Fire damage study
To demonstrate how to use the data-exploration tool, I will use data from a hypothetical fire damage study. This study correlates the amount of fire damage in major residential fires to their distance from the nearest fire station. Insurance companies, for example, would be interested in studying this relationship for the purpose of determining premiums.
The data for the study are shown in the input screen in Figure 1.
When the data is submitted, it is analyzed and the results of those analyses are displayed. The first result set to display is the Table summary, shown in Figure 2.
The table summary displays, in tabular form, the input data along with other columns indicating the predicted Y value for the observed X value, the difference between the predicted and observed Y values, and the lower and upper confidence intervals for the predicted Y value.
Figure 3 shows three higher-level summaries of the data that come after the table summary.
The Analysis of variance table shows how the variance of the Y scores is partitioned into two main sources of variance -- the variance accounted for by the model (see the Model row) and the variance unaccounted for (see the Error row). A large F value tells you that the linear model captures most of the variance in your Y measurements. This table becomes even more useful in Multiple Regression contexts in which each independent variable has a row in the table.
The Parameter estimates table shows the estimated Y Intercept and Slope. Each row includes a T value and the probability of observing a T value that extreme (see the Prob > T column). The Prob > T for the Slope can be used to reject a linear model.
If the probability of the T value is greater then 0.05, or some similarly low probability, then you can reject the null hypothesis because a value that extreme has a low likelihood of being observed by chance. Otherwise you must retain the null hypothesis.
In the fire damage study, the probability of obtaining a T value of 12.57 by chance is less than 0.00000. This means that a linear model is a useful predictor of Y values (better than the mean of the Y values) for the range of X values observed in the study.
The final report displays correlation coefficients or R values. They can be used to assess how well your linear model fits the data. High R values indicate a good fit.
Each summary report provides answers to different analytic questions that you might have about the relationship of your linear model to the data. Consult textbooks by Hamilton, Neter, or Pedhauzeur for more advanced treatment of regression analysis (see Resources).
The final report elements to display are the scatter and line plots of the data, as seen in Figure 4.
Most people are familiar with interpreting line graphs such as the top graphic in this series, so I won't comment except to say that the JPGraph library produces high-quality scientific plots for the Web. It also does the right thing when you feed in your scatter and line data.
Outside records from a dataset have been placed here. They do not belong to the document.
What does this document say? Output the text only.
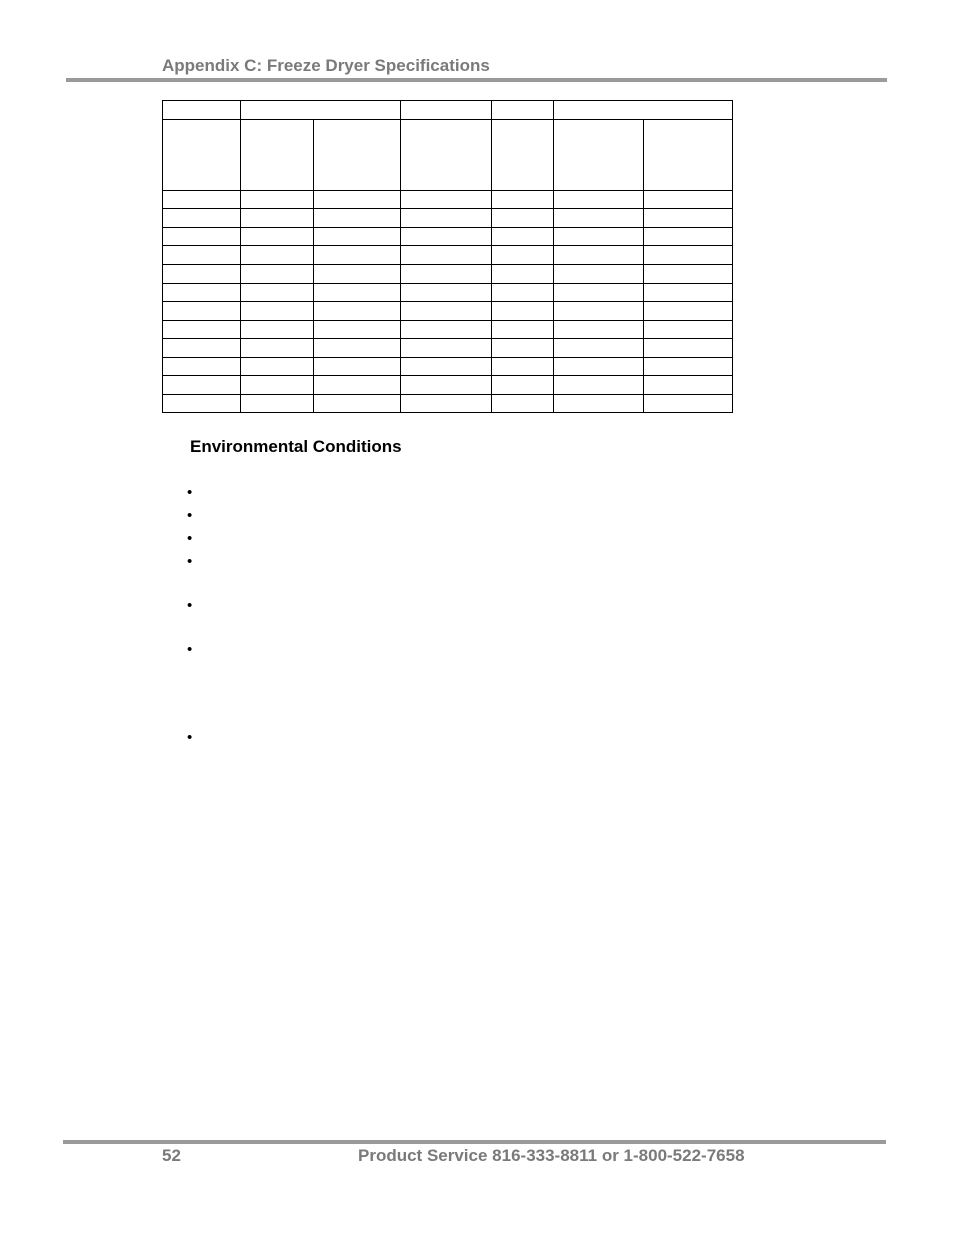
Appendix C: Freeze Dryer Specifications

Environmental Conditions
•
•
•
•
•
•
•
52	Product Service 816-333-8811 or 1-800-522-7658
The second plot relates residuals (Observed Y, Predicted Y) to your predicted Y scores. This is an example of a graph used by proponents of Exploratory Data Analysis (EDA) to help maximize the analyst's ability to detect and understand patterns in data. This graph can be used by the trained eye to answer questions about:
- Potential outliers or overly influential cases
- Possible curvilinear relation (use Transformation?)
- Non-normal residual distribution
- Non-constant error variance or heteroscedasticity
This data-exploration tool could easily be extended to generate more types of graphs -- histograms, box plots, quartile plots -- that are standard EDA tools.